Atomic: This three-screen setup looks amazing.
Ian: It looks okay.
Atomic: Just the potential of being able to see the full field at once.
Ian: Yeah, yeah. It needs a little tweaking, I think. But it is pretty impressive; especially on things like penalty kicks. So normally you wouldn’t think that’s too crazy but, on this screen, you see what you’d normally see, but you also see the referee; and when the kick is taken, you see the other goal keeper run on and switch. So things that are actually there but you never see [on a single-screen configuration].

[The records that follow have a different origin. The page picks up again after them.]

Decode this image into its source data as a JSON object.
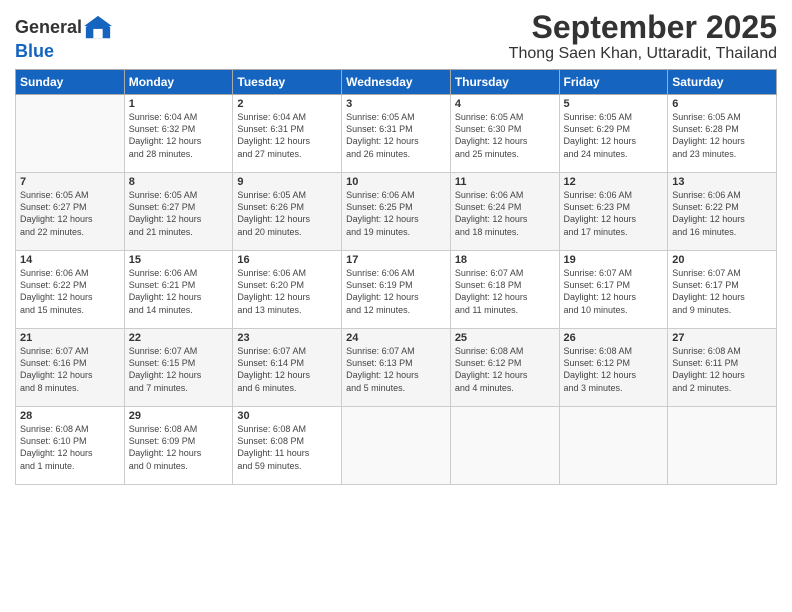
{
  "logo": {
    "text_general": "General",
    "text_blue": "Blue"
  },
  "header": {
    "month": "September 2025",
    "location": "Thong Saen Khan, Uttaradit, Thailand"
  },
  "days_of_week": [
    "Sunday",
    "Monday",
    "Tuesday",
    "Wednesday",
    "Thursday",
    "Friday",
    "Saturday"
  ],
  "weeks": [
    [
      {
        "day": "",
        "info": ""
      },
      {
        "day": "1",
        "info": "Sunrise: 6:04 AM\nSunset: 6:32 PM\nDaylight: 12 hours\nand 28 minutes."
      },
      {
        "day": "2",
        "info": "Sunrise: 6:04 AM\nSunset: 6:31 PM\nDaylight: 12 hours\nand 27 minutes."
      },
      {
        "day": "3",
        "info": "Sunrise: 6:05 AM\nSunset: 6:31 PM\nDaylight: 12 hours\nand 26 minutes."
      },
      {
        "day": "4",
        "info": "Sunrise: 6:05 AM\nSunset: 6:30 PM\nDaylight: 12 hours\nand 25 minutes."
      },
      {
        "day": "5",
        "info": "Sunrise: 6:05 AM\nSunset: 6:29 PM\nDaylight: 12 hours\nand 24 minutes."
      },
      {
        "day": "6",
        "info": "Sunrise: 6:05 AM\nSunset: 6:28 PM\nDaylight: 12 hours\nand 23 minutes."
      }
    ],
    [
      {
        "day": "7",
        "info": "Sunrise: 6:05 AM\nSunset: 6:27 PM\nDaylight: 12 hours\nand 22 minutes."
      },
      {
        "day": "8",
        "info": "Sunrise: 6:05 AM\nSunset: 6:27 PM\nDaylight: 12 hours\nand 21 minutes."
      },
      {
        "day": "9",
        "info": "Sunrise: 6:05 AM\nSunset: 6:26 PM\nDaylight: 12 hours\nand 20 minutes."
      },
      {
        "day": "10",
        "info": "Sunrise: 6:06 AM\nSunset: 6:25 PM\nDaylight: 12 hours\nand 19 minutes."
      },
      {
        "day": "11",
        "info": "Sunrise: 6:06 AM\nSunset: 6:24 PM\nDaylight: 12 hours\nand 18 minutes."
      },
      {
        "day": "12",
        "info": "Sunrise: 6:06 AM\nSunset: 6:23 PM\nDaylight: 12 hours\nand 17 minutes."
      },
      {
        "day": "13",
        "info": "Sunrise: 6:06 AM\nSunset: 6:22 PM\nDaylight: 12 hours\nand 16 minutes."
      }
    ],
    [
      {
        "day": "14",
        "info": "Sunrise: 6:06 AM\nSunset: 6:22 PM\nDaylight: 12 hours\nand 15 minutes."
      },
      {
        "day": "15",
        "info": "Sunrise: 6:06 AM\nSunset: 6:21 PM\nDaylight: 12 hours\nand 14 minutes."
      },
      {
        "day": "16",
        "info": "Sunrise: 6:06 AM\nSunset: 6:20 PM\nDaylight: 12 hours\nand 13 minutes."
      },
      {
        "day": "17",
        "info": "Sunrise: 6:06 AM\nSunset: 6:19 PM\nDaylight: 12 hours\nand 12 minutes."
      },
      {
        "day": "18",
        "info": "Sunrise: 6:07 AM\nSunset: 6:18 PM\nDaylight: 12 hours\nand 11 minutes."
      },
      {
        "day": "19",
        "info": "Sunrise: 6:07 AM\nSunset: 6:17 PM\nDaylight: 12 hours\nand 10 minutes."
      },
      {
        "day": "20",
        "info": "Sunrise: 6:07 AM\nSunset: 6:17 PM\nDaylight: 12 hours\nand 9 minutes."
      }
    ],
    [
      {
        "day": "21",
        "info": "Sunrise: 6:07 AM\nSunset: 6:16 PM\nDaylight: 12 hours\nand 8 minutes."
      },
      {
        "day": "22",
        "info": "Sunrise: 6:07 AM\nSunset: 6:15 PM\nDaylight: 12 hours\nand 7 minutes."
      },
      {
        "day": "23",
        "info": "Sunrise: 6:07 AM\nSunset: 6:14 PM\nDaylight: 12 hours\nand 6 minutes."
      },
      {
        "day": "24",
        "info": "Sunrise: 6:07 AM\nSunset: 6:13 PM\nDaylight: 12 hours\nand 5 minutes."
      },
      {
        "day": "25",
        "info": "Sunrise: 6:08 AM\nSunset: 6:12 PM\nDaylight: 12 hours\nand 4 minutes."
      },
      {
        "day": "26",
        "info": "Sunrise: 6:08 AM\nSunset: 6:12 PM\nDaylight: 12 hours\nand 3 minutes."
      },
      {
        "day": "27",
        "info": "Sunrise: 6:08 AM\nSunset: 6:11 PM\nDaylight: 12 hours\nand 2 minutes."
      }
    ],
    [
      {
        "day": "28",
        "info": "Sunrise: 6:08 AM\nSunset: 6:10 PM\nDaylight: 12 hours\nand 1 minute."
      },
      {
        "day": "29",
        "info": "Sunrise: 6:08 AM\nSunset: 6:09 PM\nDaylight: 12 hours\nand 0 minutes."
      },
      {
        "day": "30",
        "info": "Sunrise: 6:08 AM\nSunset: 6:08 PM\nDaylight: 11 hours\nand 59 minutes."
      },
      {
        "day": "",
        "info": ""
      },
      {
        "day": "",
        "info": ""
      },
      {
        "day": "",
        "info": ""
      },
      {
        "day": "",
        "info": ""
      }
    ]
  ]
}
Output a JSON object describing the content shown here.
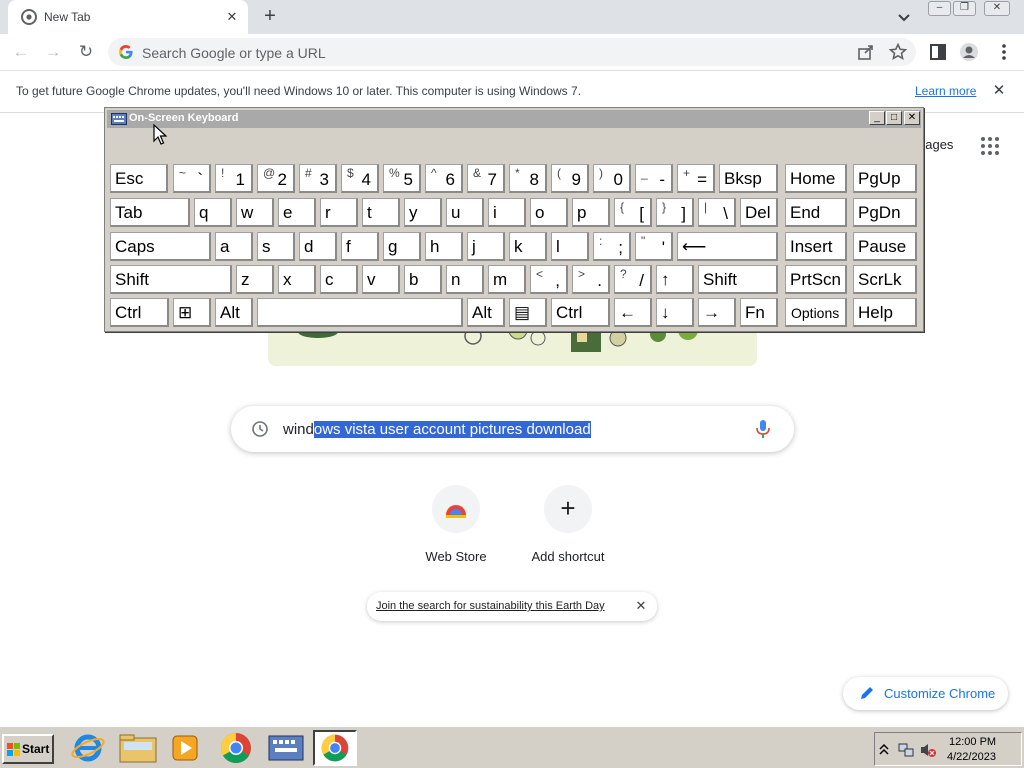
{
  "browser": {
    "tab_title": "New Tab",
    "omnibox_placeholder": "Search Google or type a URL",
    "infobar_message": "To get future Google Chrome updates, you'll need Windows 10 or later. This computer is using Windows 7.",
    "infobar_link": "Learn more"
  },
  "ntp": {
    "images_link": "nages",
    "search_query_plain": "wind",
    "search_query_selected": "ows vista user account pictures download",
    "shortcuts": [
      {
        "label": "Web Store",
        "icon": "web-store-icon"
      },
      {
        "label": "Add shortcut",
        "icon": "plus-icon"
      }
    ],
    "earth_day_link": "Join the search for sustainability this Earth Day",
    "customize_label": "Customize Chrome"
  },
  "osk": {
    "title": "On-Screen Keyboard",
    "row1": [
      {
        "label": "Esc"
      },
      {
        "top": "~",
        "bot": "`"
      },
      {
        "top": "!",
        "bot": "1"
      },
      {
        "top": "@",
        "bot": "2"
      },
      {
        "top": "#",
        "bot": "3"
      },
      {
        "top": "$",
        "bot": "4"
      },
      {
        "top": "%",
        "bot": "5"
      },
      {
        "top": "^",
        "bot": "6"
      },
      {
        "top": "&",
        "bot": "7"
      },
      {
        "top": "*",
        "bot": "8"
      },
      {
        "top": "(",
        "bot": "9"
      },
      {
        "top": ")",
        "bot": "0"
      },
      {
        "top": "_",
        "bot": "-"
      },
      {
        "top": "+",
        "bot": "="
      },
      {
        "label": "Bksp"
      },
      {
        "label": "Home"
      },
      {
        "label": "PgUp"
      }
    ],
    "row2": [
      {
        "label": "Tab"
      },
      {
        "label": "q"
      },
      {
        "label": "w"
      },
      {
        "label": "e"
      },
      {
        "label": "r"
      },
      {
        "label": "t"
      },
      {
        "label": "y"
      },
      {
        "label": "u"
      },
      {
        "label": "i"
      },
      {
        "label": "o"
      },
      {
        "label": "p"
      },
      {
        "top": "{",
        "bot": "["
      },
      {
        "top": "}",
        "bot": "]"
      },
      {
        "top": "|",
        "bot": "\\"
      },
      {
        "label": "Del"
      },
      {
        "label": "End"
      },
      {
        "label": "PgDn"
      }
    ],
    "row3": [
      {
        "label": "Caps"
      },
      {
        "label": "a"
      },
      {
        "label": "s"
      },
      {
        "label": "d"
      },
      {
        "label": "f"
      },
      {
        "label": "g"
      },
      {
        "label": "h"
      },
      {
        "label": "j"
      },
      {
        "label": "k"
      },
      {
        "label": "l"
      },
      {
        "top": ":",
        "bot": ";"
      },
      {
        "top": "\"",
        "bot": "'"
      },
      {
        "label": "⟵"
      },
      {
        "label": "Insert"
      },
      {
        "label": "Pause"
      }
    ],
    "row4": [
      {
        "label": "Shift"
      },
      {
        "label": "z"
      },
      {
        "label": "x"
      },
      {
        "label": "c"
      },
      {
        "label": "v"
      },
      {
        "label": "b"
      },
      {
        "label": "n"
      },
      {
        "label": "m"
      },
      {
        "top": "<",
        "bot": ","
      },
      {
        "top": ">",
        "bot": "."
      },
      {
        "top": "?",
        "bot": "/"
      },
      {
        "label": "↑"
      },
      {
        "label": "Shift"
      },
      {
        "label": "PrtScn"
      },
      {
        "label": "ScrLk"
      }
    ],
    "row5": [
      {
        "label": "Ctrl"
      },
      {
        "label": "⊞"
      },
      {
        "label": "Alt"
      },
      {
        "label": ""
      },
      {
        "label": "Alt"
      },
      {
        "label": "▤"
      },
      {
        "label": "Ctrl"
      },
      {
        "label": "←"
      },
      {
        "label": "↓"
      },
      {
        "label": "→"
      },
      {
        "label": "Fn"
      },
      {
        "label": "Options"
      },
      {
        "label": "Help"
      }
    ]
  },
  "taskbar": {
    "start_label": "Start",
    "time": "12:00 PM",
    "date": "4/22/2023",
    "apps": [
      "internet-explorer-icon",
      "folder-icon",
      "media-player-icon",
      "chrome-icon",
      "on-screen-keyboard-icon",
      "chrome-icon"
    ]
  },
  "colors": {
    "selection": "#3367d6",
    "link": "#1a73e8",
    "osk_face": "#d4d0c8"
  }
}
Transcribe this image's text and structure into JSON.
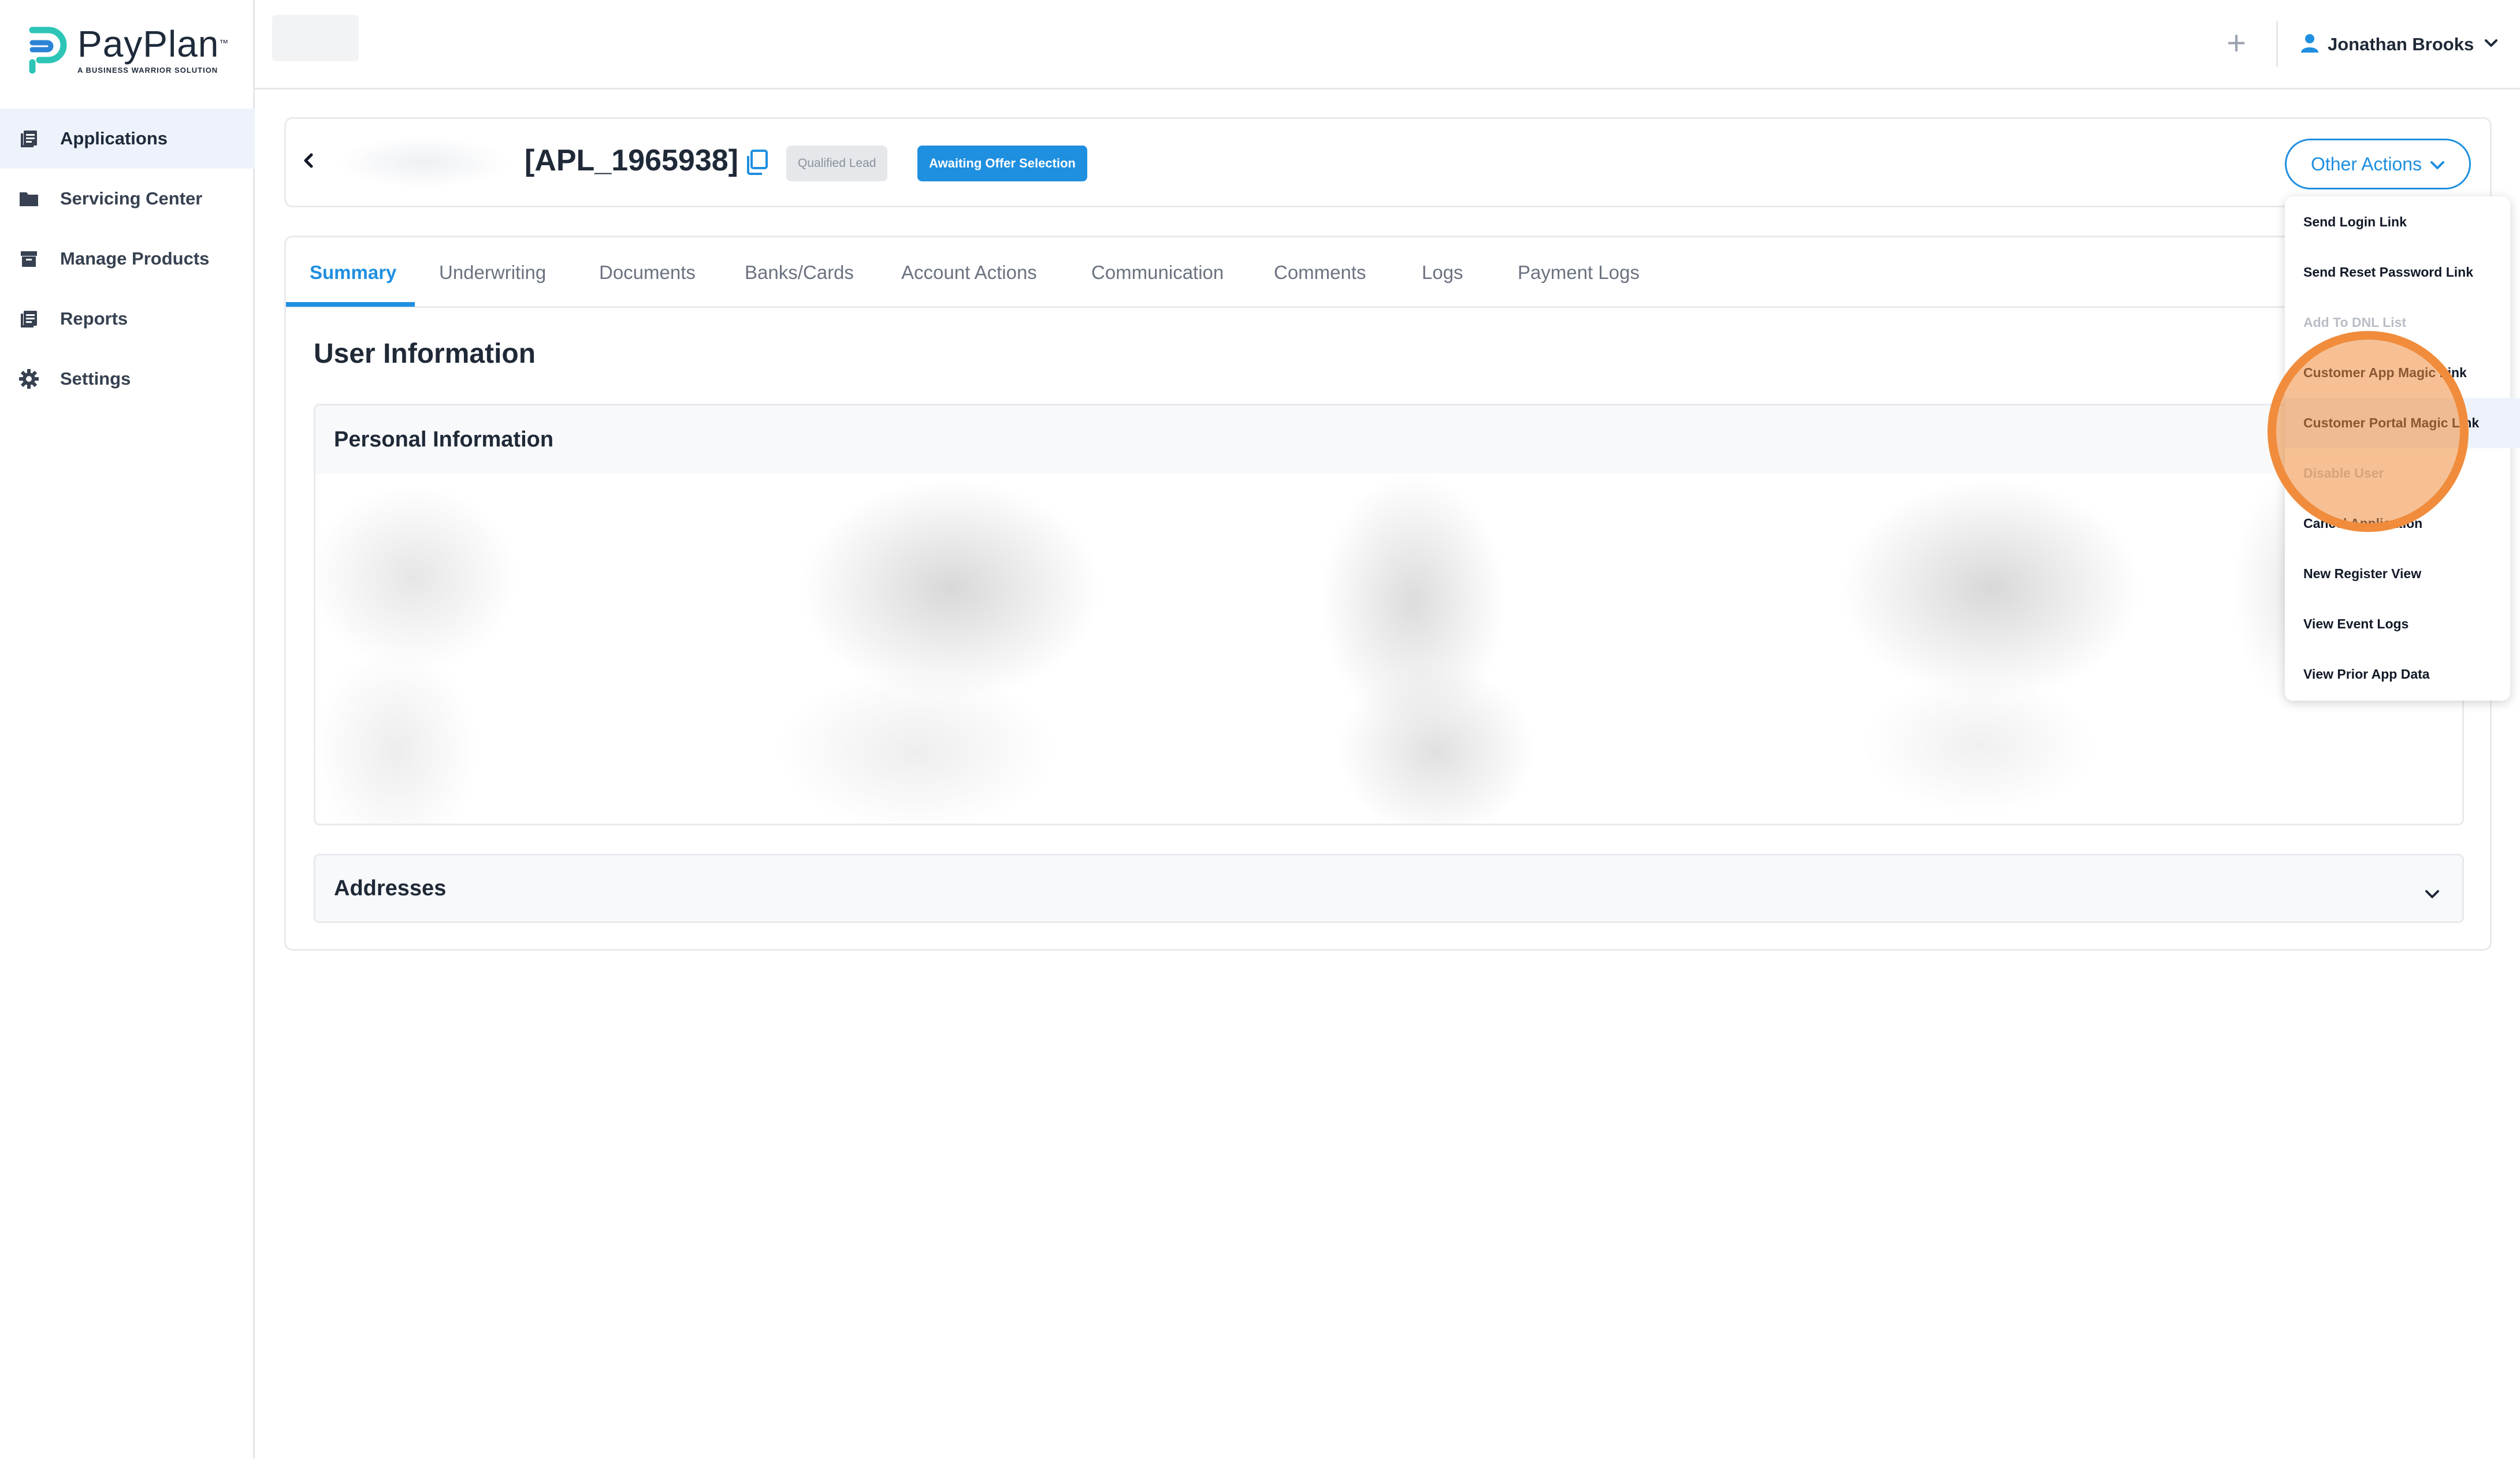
{
  "brand": {
    "name": "PayPlan",
    "trademark": "™",
    "tagline": "A BUSINESS WARRIOR SOLUTION",
    "accent": "#1f8fe0",
    "logo_color": "#2cc5b6"
  },
  "sidebar": {
    "items": [
      {
        "label": "Applications",
        "icon": "applications-icon",
        "active": true
      },
      {
        "label": "Servicing Center",
        "icon": "folder-icon",
        "active": false
      },
      {
        "label": "Manage Products",
        "icon": "archive-box-icon",
        "active": false
      },
      {
        "label": "Reports",
        "icon": "reports-icon",
        "active": false
      },
      {
        "label": "Settings",
        "icon": "gear-icon",
        "active": false
      }
    ],
    "collapse_glyph": "‹"
  },
  "topbar": {
    "plus_glyph": "+",
    "user_name": "Jonathan Brooks"
  },
  "application": {
    "id": "[APL_1965938]",
    "badges": {
      "lead": "Qualified Lead",
      "status": "Awaiting Offer Selection"
    },
    "other_actions_label": "Other Actions"
  },
  "tabs": [
    "Summary",
    "Underwriting",
    "Documents",
    "Banks/Cards",
    "Account Actions",
    "Communication",
    "Comments",
    "Logs",
    "Payment Logs"
  ],
  "summary": {
    "section_title": "User Information",
    "personal_info_title": "Personal Information",
    "addresses_title": "Addresses"
  },
  "dropdown": {
    "items": [
      {
        "label": "Send Login Link",
        "disabled": false
      },
      {
        "label": "Send Reset Password Link",
        "disabled": false
      },
      {
        "label": "Add To DNL List",
        "disabled": true
      },
      {
        "label": "Customer App Magic Link",
        "disabled": false
      },
      {
        "label": "Customer Portal Magic Link",
        "disabled": false
      },
      {
        "label": "Disable User",
        "disabled": true
      },
      {
        "label": "Cancel Application",
        "disabled": false
      },
      {
        "label": "New Register View",
        "disabled": false
      },
      {
        "label": "View Event Logs",
        "disabled": false
      },
      {
        "label": "View Prior App Data",
        "disabled": false
      }
    ]
  }
}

Atomic: So they’re actually there on the console version and a single-screen configuration?
Ian: Well, the thing is you’ll never see that on the console, because it’s not a tweak that you can do on console. It’s kind of… it’s almost a little bit of a hack. It uses the Catalyst Eyefinity system. So we have two graphics cards in here that are linked together, so it’s something you wouldn’t be able to do on a console. For PC, this isn’t even in the highest visual setting. I turned it down a bit [on the demo PC] to try and improve the performance across the three screens, because it’s kind of a hog when it takes up three screens with the rendering. On one [screen], actually, if you go onto the show floor, the machines out there are decent, and it runs silky smooth on a single monitor. [He was right. It did.]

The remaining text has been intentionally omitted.